Brian wrote: β27 Feb 2021, 10:11
It seems to me that science is still barely scratching the surface of all the intricacies and variations of gender identity and sexual identity. And one factor which doesn't help our general ignorance is that so few people discuss their deepest feelings even when they've worked them out themselves. This thread is quite remarkable in that people with our particular interest are talking about how it relates to themselves so frankly. I take my hat off to everyone who is being so open about themselves. Of course being among like-minded others does help when we talk so frankly.
It's a really interesting point, and I love using forums like this to explore my own feelings, and discuss them with other likeminded people. I have been very active on a couple of female desperation forums for years! I struggled for quite a long time with my "pee fetish" and even now I don't like using labels. Honestly, being able to find forums like these to realise I am not a "freak" and am not the only one turned on by something that so many people would brand disgusting, has really helped me to be myself, and now, when people send me private messages, I hope I help other come to terms with themselves! The desperation thing is one I struggled with, as it is, without a shadow of a doubt, my biggest turn on. Nothing arouses me more than seeing someone, absolutely frantic, almost in tears, right on the verge of wetting themselves in that last minute panic about what they can do, and I can only come to the conclusion that their pain and suffering has something to do with that.

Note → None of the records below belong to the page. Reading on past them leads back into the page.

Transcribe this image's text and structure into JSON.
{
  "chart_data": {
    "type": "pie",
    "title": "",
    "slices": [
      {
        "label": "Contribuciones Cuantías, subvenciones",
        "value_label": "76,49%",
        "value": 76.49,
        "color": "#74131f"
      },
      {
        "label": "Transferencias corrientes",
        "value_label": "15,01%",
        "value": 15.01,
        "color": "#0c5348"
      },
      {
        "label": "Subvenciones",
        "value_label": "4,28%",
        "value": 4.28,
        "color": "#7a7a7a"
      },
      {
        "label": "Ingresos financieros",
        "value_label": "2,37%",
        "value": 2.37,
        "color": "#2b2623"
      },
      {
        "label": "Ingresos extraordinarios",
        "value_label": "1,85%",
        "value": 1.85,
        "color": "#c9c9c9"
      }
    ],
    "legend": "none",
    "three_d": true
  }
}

As for sexuality, that is new as well. I never for a second, thought I would be turned on by watching guys piss, but, after reading a couple of male desperation fictions, I realised that, in some ways, they were more erotic to me than female fantasies, and I have watched a lot of male material online in the last few months. I still don't want to label that, and can't really ever imagine having sex with a guy, but then, who knows!
The most interesting thing is, I can talk this openly on a page like this, and that really helps, BUT, in real life, it is all a huge secret and I can't ever imagine opening up like this to someone in person! I guess we're all complex beings, and there are no right or wrong answers, but I for one am VERY pleased that sites like this exist, and thank god I didn't grow up with a pee desperation fetish in the 60s!